3 FOLHA RURAL & INFORMATIVO COOPEMAR

3.4 Títulos que fazem a história

3.4.9 Utilidade política

Veículos de comunicação sempre foram vinculados ao uso político que deles se

faz. No caso da imprensa cooperativista, não há diferença. Essa categoria reúne textos sobre

política, no sentido mais restrito do termo: ocasiões em que os jornais foram usados em

campanhas internas ou externas, a favor de candidatos ou nomeações, em críticas ou elogios

ao poder público. O período selecionado foi rico enquanto cenário para manifestações

políticas: além da sucessão para a presidência da República e nomeação do novo ministro da

Agricultura, a Cooxupé preparava o processo para a escolha do novo presidente, o primeiro a

substituir Isaac Ferreira Leite.

Tratando-se de política interna, o Informativo Coopemar revela-se mais sutil,

sem grandes apelos em favor dos dirigentes. Mas essa aparente imparcialidade pode ser fruto

do próprio contexto no período avaliado: não havia nenhuma situação de disputa, como na

Cooxupé. A Folha Rural foi um dos suportes adotados pela diretoria da Cooxupé na sucessão

interna. Apesar da chapa única, o presidente valeu-se do editorial para fazer campanha a favor

“de membros que tenham, como prioridade, manter a estabilidade da Cooperativa”.

No editorial de março de 2003, intitulado “Presidente da Cooxupé coordena

sucessão”, o dirigente afirma que os cooperados podem “ficar tranqüilos” pois não haverá

disputa pelo poder na Cooxupé ocorreu em 1995, quando Isaac Ferreira Leite venceu com

80% dos votos. E ele aproveita este espaço para mostrar, com números, como a Cooxupé

cresceu de 1995 a 2003. Outras situações de auto-promoção que conferem status político aos

dirigentes serão apresentadas no próximo tópico.

Antes, porém, convém evidenciar as relações políticas externas à cooperativa. No

âmbito municipal, o Informativo Coopemar patenteava as relações amistosas entre a

cooperativa e a prefeitura. De acordo com François Regis Guillaumon, os últimos três

secretários municipais de agricultura foram indicados pela cooperativa. Entre 2002 e 2003,

Heleno Gual Nabão acumulava essa função pública com a de diretor administrativo da

Coopemar e essa condição era sempre enunciada nas matérias em que o dirigente era

entrevistado.

O bom relacionamento com o poder público municipal manifestava-se ainda no

espaço aberto para a publicação de fotos e depoimentos do prefeito de Marília, Abelardo

Camarinha (PMDB), e dos vereadores que prestigiavam os encontros e festas agrícolas

promovidas pela cooperativa.
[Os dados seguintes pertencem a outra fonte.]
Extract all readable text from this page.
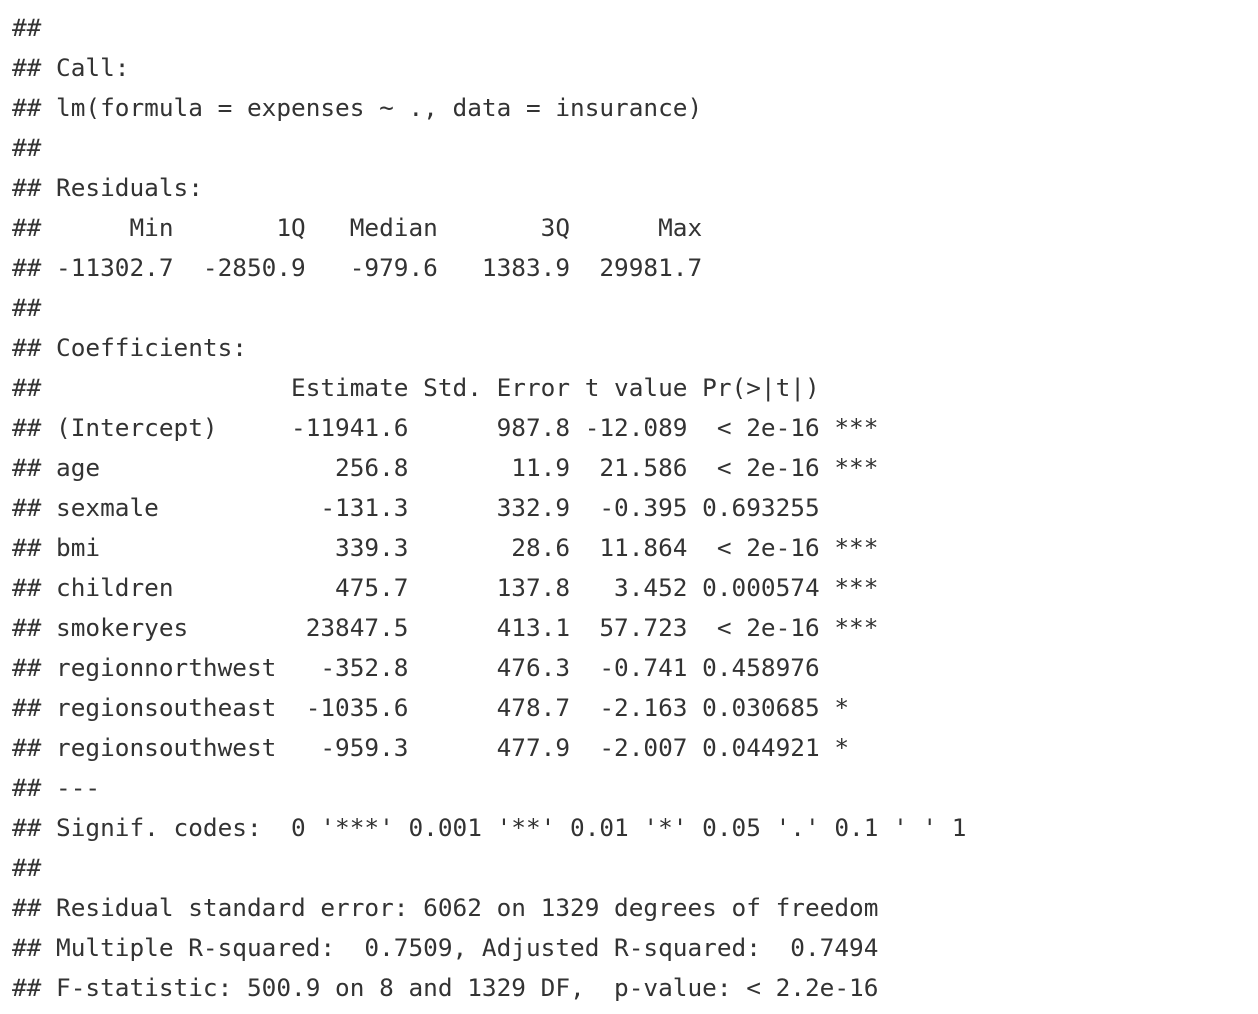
##
## Call:
## lm(formula = expenses ~ ., data = insurance)
##
## Residuals:
##      Min       1Q   Median       3Q      Max
## -11302.7  -2850.9   -979.6   1383.9  29981.7
##
## Coefficients:
##                 Estimate Std. Error t value Pr(>|t|)
## (Intercept)     -11941.6      987.8 -12.089  < 2e-16 ***
## age                256.8       11.9  21.586  < 2e-16 ***
## sexmale           -131.3      332.9  -0.395 0.693255
## bmi                339.3       28.6  11.864  < 2e-16 ***
## children           475.7      137.8   3.452 0.000574 ***
## smokeryes        23847.5      413.1  57.723  < 2e-16 ***
## regionnorthwest   -352.8      476.3  -0.741 0.458976
## regionsoutheast  -1035.6      478.7  -2.163 0.030685 *
## regionsouthwest   -959.3      477.9  -2.007 0.044921 *
## ---
## Signif. codes:  0 '***' 0.001 '**' 0.01 '*' 0.05 '.' 0.1 ' ' 1
##
## Residual standard error: 6062 on 1329 degrees of freedom
## Multiple R-squared:  0.7509, Adjusted R-squared:  0.7494
## F-statistic: 500.9 on 8 and 1329 DF,  p-value: < 2.2e-16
Um projeto de lei em que a Câmara Municipal concedia o título

de Cidadão Mariliense ao presidente da Coopemar selava essa conduta editorial. Uma análise

mais aprofundada sobre essa homenagem será elaborada adiante.
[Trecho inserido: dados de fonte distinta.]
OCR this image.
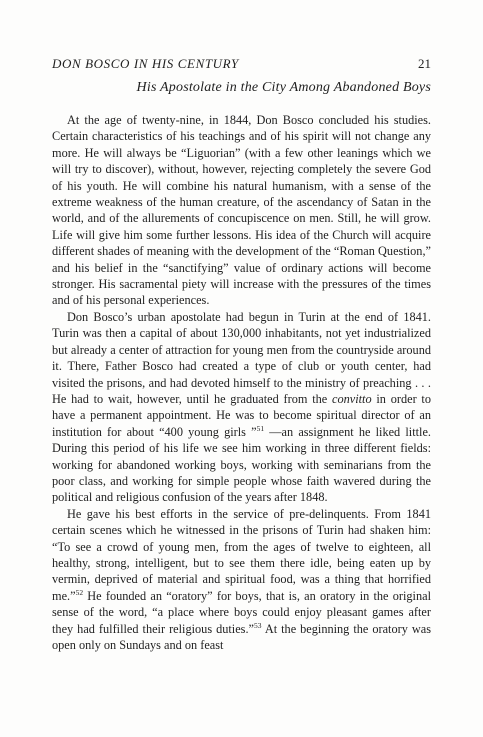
DON BOSCO IN HIS CENTURY	21
His Apostolate in the City Among Abandoned Boys

At the age of twenty-nine, in 1844, Don Bosco concluded his studies. Certain characteristics of his teachings and of his spirit will not change any more. He will always be “Liguorian” (with a few other leanings which we will try to discover), without, however, rejecting completely the severe God of his youth. He will combine his natural humanism, with a sense of the extreme weakness of the human creature, of the ascendancy of Satan in the world, and of the allurements of concupiscence on men. Still, he will grow. Life will give him some further lessons. His idea of the Church will acquire different shades of meaning with the development of the “Roman Question,” and his belief in the “sanctifying” value of ordinary actions will become stronger. His sacramental piety will increase with the pressures of the times and of his personal experiences.

Don Bosco’s urban apostolate had begun in Turin at the end of 1841. Turin was then a capital of about 130,000 inhabitants, not yet industrialized but already a center of attraction for young men from the countryside around it. There, Father Bosco had created a type of club or youth center, had visited the prisons, and had devoted himself to the ministry of preaching . . . He had to wait, however, until he graduated from the convitto in order to have a permanent appointment. He was to become spiritual director of an institution for about “400 young girls ”$^{51}$ —an assignment he liked little. During this period of his life we see him working in three different fields: working for abandoned working boys, working with seminarians from the poor class, and working for simple people whose faith wavered during the political and religious confusion of the years after 1848.

He gave his best efforts in the service of pre-delinquents. From 1841 certain scenes which he witnessed in the prisons of Turin had shaken him: “To see a crowd of young men, from the ages of twelve to eighteen, all healthy, strong, intelligent, but to see them there idle, being eaten up by vermin, deprived of material and spiritual food, was a thing that horrified me.”$^{52}$ He founded an “oratory” for boys, that is, an oratory in the original sense of the word, “a place where boys could enjoy pleasant games after they had fulfilled their religious duties.”$^{53}$ At the beginning the oratory was open only on Sundays and on feast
As poucas menções da Folha Rural ao poder público municipal estão registradas

não nos títulos, mas nos textos sobre as inaugurações de novas filiais, quando as prefeituras

contribuíam geralmente com a cessão de terrenos em regime de comodato. “Se viemos a Serra

do Salitre, foi porque o prefeito Cresmar Dornellas, junto ao engenheiro [...] e um grupo de

produtores nos procuraram na Matriz, manifestando interesse para que aqui atuássemos”,

afirma o presidente da Cooxupé no editorial de outubro de 2002.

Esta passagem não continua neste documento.